New York court case could signal hope for faith based adoption agencies

Washington, D.C. Newsroom, Jul 23, 2020 / 08:30 am (CNA).- A federal court ruling in New York this week could point to eventual victory at the Supreme Court for Catholic foster care placement in Philadelphia.

On Tuesday, the Second Circuit federal appeals court granted New Hope Family Services, a Christian adoption provider in Syracuse, New York, protection from a state order that threatened it with closure.

New Hope had a faith-based “recusal-and-referral” policy of declining to recommend children for unmarried or same-sex couples, while referring such cases to other agencies. The state’s Office of Children and Family Services required New Hope to not decline such cases. New Hope has served 1,000 children over a span of 50 years in its adoption services.

The adoption provider lost its case before a district court, which ruled that it failed to make a case that its First Amendment rights were violated by the state order.

However, a three-judge panel for the Second Circuit on Tuesday put a temporary stay on the state’s order.

While the court did not yet decide the “ultimate question” in the case, it acknowledged that New Hope made a “plausible claim” that its First Amendment religious and free speech rights were violated. The panel of judges also said that the state’s action may have been “informed by hostility toward certain religious beliefs.”

Both Becket and Alliance Defending Freedom, legal groups that defend religious freedom, said the decision bodes well for another case currently before the U.S. Supreme Court—that of the adoption placement services of Catholic Charities of the Archdiocese of Philadelphia.

In Fulton v. Philadelphia, Catholic Social Services of the Archdiocese of Philadelphia (CSS) was told in 2018 that the city of Philadelphia would no longer be referring foster children through the agency.

The decision was due to the faith-based stance of CSS on marriage, even though there had been no claims of discrimination of same-sex couples that were brought against the agency. The city required CSS to agree to match children with same-sex couples.

As the city has a monopoly on the area foster care system, CSS has no new foster care contracts and has already begun laying off employees.

Two foster mothers who worked with CSS sued the city, and are represented by Becket.

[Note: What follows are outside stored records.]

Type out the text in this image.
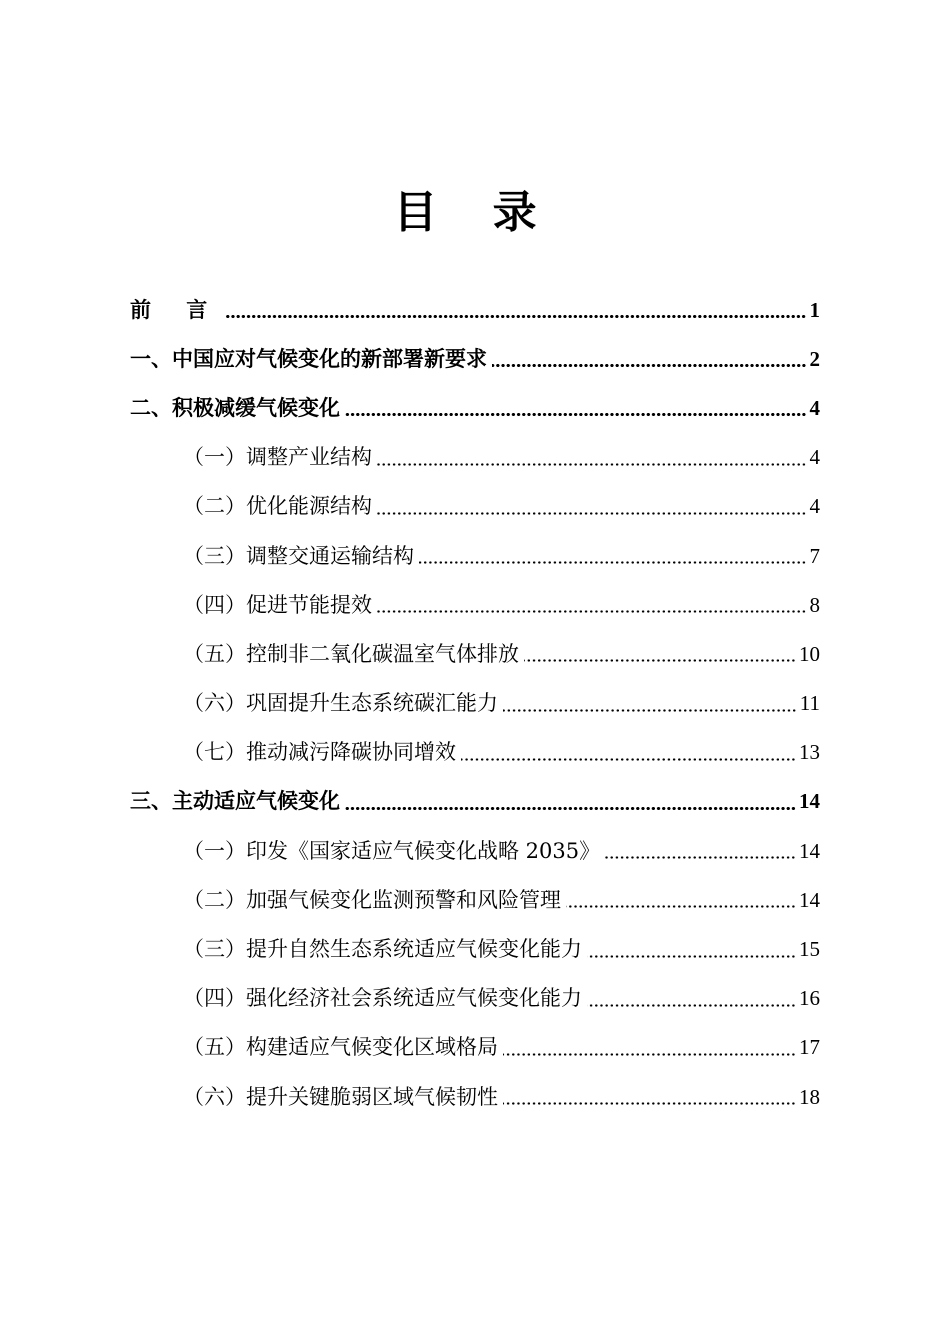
目 录
前 言	1
一、中国应对气候变化的新部署新要求	2
二、积极减缓气候变化	4
（一）调整产业结构	4
（二）优化能源结构	4
（三）调整交通运输结构	7
（四）促进节能提效	8
（五）控制非二氧化碳温室气体排放	10
（六）巩固提升生态系统碳汇能力	11
（七）推动减污降碳协同增效	13
三、主动适应气候变化	14
（一）印发《国家适应气候变化战略 2035》	14
（二）加强气候变化监测预警和风险管理	14
（三）提升自然生态系统适应气候变化能力	15
（四）强化经济社会系统适应气候变化能力	16
（五）构建适应气候变化区域格局	17
（六）提升关键脆弱区域气候韧性	18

The case is scheduled to be heard by the Supreme Court in the fall 2020 term.

The court’s decision on Tuesday gives credence to the policies of religious adoption and foster care placement agencies, Becket and ADF argued.

“Courts can see that these religious adoption and foster agencies are doing outstanding work to serve the neediest kids, and have been doing it for a very long time, and that there’s absolutely no need for the government to go after them just because of their religious beliefs about marriage,” Luke Goodrich, vice president and senior counsel at Becket, told CNA.

“When the government singles out religious groups, just because of their religious beliefs about marriage, that’s unconstitutional and it’s actually deeply harmful to children,” Goodrich said.

 

ADF’s vice president of appellate advocacy John Bursch said in a public statement that “government officials are not being neutral when they single out religious organizations for hostile treatment based on their beliefs about marriage. That’s a flagrant violation of the U.S. Constitution.”

New Hope’s case dates back to a 2013 state regulation that barred discrimination on the basis of sexual orientation or gender identity against applicants for adoption services.

For five years after the regulation, New Hope practiced its “recusal-and-referral” policy of declining to match children with unmarried and same-sex couples while referring them to other agencies.

During this time, the state’s family services office “voiced no objection,” the court said, until in 2018 it ordered New Hope to match children with unmarried and same-sex couples or be forced to close. This was an “abrupt” and “as yet unexplained” act by the state, the court ruled on Tuesday, and combined with the order was enough to “raise a sufficient suspicion of hostility toward New Hope’s particular religious beliefs to warrant further inquiry.”